Fazendo parte da série de perfis de pessoas e empresas relacionadas com a nossa comunidade, apresentamos o director do LACS José Rodrigues.

O teu trabalho em três palavras?
Desafiante, complexo e inspirador.

A melhor coisa do teu trabalho?
As pessoas.

Descreve um dia típico no LACS?
Como não estamos no pleno potencial do edifício, o meu dia de trabalho é dividido entre questões operacionais, do bem estar dos membros da comunidade e desenvolvimento de negócio e gestão financeira.

Ouves música enquanto trabalhas?
Hoje ainda não, mas se fosse a ouvir poderia ser The Smiths, The Cure ou Bossa Nova… depende do momento do dia, dá para ouvir um pouco de tudo!

O que distingue o LACS?
Claramente a visão inspiradora do seu negócio, é muito mais que um espaço ou um edifício junto ao rio, é sim toda uma comunidade que se vai desenvolver dentro do LACS, os laços que se vão criar entre os as pessoas e negócios, para que possam crescer a um ritmo mais acelerado do que se estivessem noutro sítio.

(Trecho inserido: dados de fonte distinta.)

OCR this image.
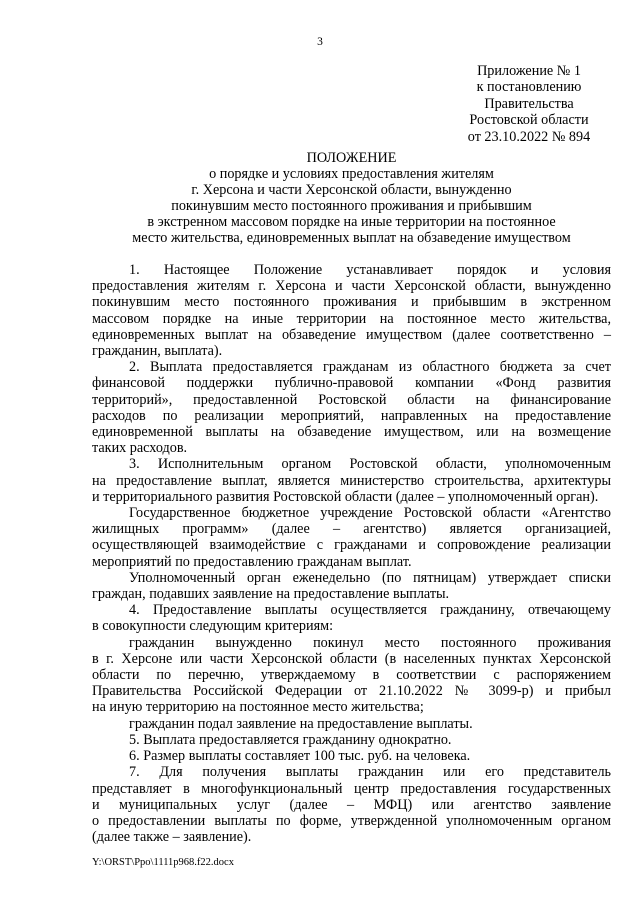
3
Приложение № 1
к постановлению
Правительства
Ростовской области
от 23.10.2022 № 894
ПОЛОЖЕНИЕ
о порядке и условиях предоставления жителям
г. Херсона и части Херсонской области, вынужденно
покинувшим место постоянного проживания и прибывшим
в экстренном массовом порядке на иные территории на постоянное
место жительства, единовременных выплат на обзаведение имуществом
1. Настоящее Положение устанавливает порядок и условия
предоставления жителям г. Херсона и части Херсонской области, вынужденно
покинувшим место постоянного проживания и прибывшим в экстренном
массовом порядке на иные территории на постоянное место жительства,
единовременных выплат на обзаведение имуществом (далее соответственно –
гражданин, выплата).
2. Выплата предоставляется гражданам из областного бюджета за счет
финансовой поддержки публично-правовой компании «Фонд развития
территорий», предоставленной Ростовской области на финансирование
расходов по реализации мероприятий, направленных на предоставление
единовременной выплаты на обзаведение имуществом, или на возмещение
таких расходов.
3. Исполнительным органом Ростовской области, уполномоченным
на предоставление выплат, является министерство строительства, архитектуры
и территориального развития Ростовской области (далее – уполномоченный орган).
Государственное бюджетное учреждение Ростовской области «Агентство
жилищных программ» (далее – агентство) является организацией,
осуществляющей взаимодействие с гражданами и сопровождение реализации
мероприятий по предоставлению гражданам выплат.
Уполномоченный орган еженедельно (по пятницам) утверждает списки
граждан, подавших заявление на предоставление выплаты.
4. Предоставление выплаты осуществляется гражданину, отвечающему
в совокупности следующим критериям:
гражданин вынужденно покинул место постоянного проживания
в г. Херсоне или части Херсонской области (в населенных пунктах Херсонской
области по перечню, утверждаемому в соответствии с распоряжением
Правительства Российской Федерации от 21.10.2022 № 3099-р) и прибыл
на иную территорию на постоянное место жительства;
гражданин подал заявление на предоставление выплаты.
5. Выплата предоставляется гражданину однократно.
6. Размер выплаты составляет 100 тыс. руб. на человека.
7. Для получения выплаты гражданин или его представитель
представляет в многофункциональный центр предоставления государственных
и муниципальных услуг (далее – МФЦ) или агентство заявление
о предоставлении выплаты по форме, утвержденной уполномоченным органом
(далее также – заявление).
Y:\ORST\Ppo\1111p968.f22.docx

O que mais gostas na comunidade LACS?
A inspiração diária, temos pessoas de várias idades, culturas e países que têm ideias de negócio fantásticas. Isso é absolutamente inspirador para quem trabalha num projecto como este.

 

O que querias ser quando eras criança?
Um engenheiro mecânico.

O teu primeiro emprego?
Foi trabalhar em turismo de aventura, organiza actividades radicais como rapel, paintball, escalada, slide, cheguei a ter uma empresa relacionada com isso.

Um conselho que darias ao teu eu mais novo?
Faz tudo igual, a aprendizagem é extraordinária. Com ou sem erros, aprende-se imenso.

Uma pessoa que te inspire?
O Nelson Mandela, inspira-me porque vivi muitos anos em África, estive várias vezes onde ele vivia, onde esteve preso e todas as pessoas daquele país realmente foram inspiradas por ele. Foi uma pessoa diferente, mesmo com tudo o que lhe fizeram, sempre teve a capacidade de perdoar em prol de um bem maior, a nação dele.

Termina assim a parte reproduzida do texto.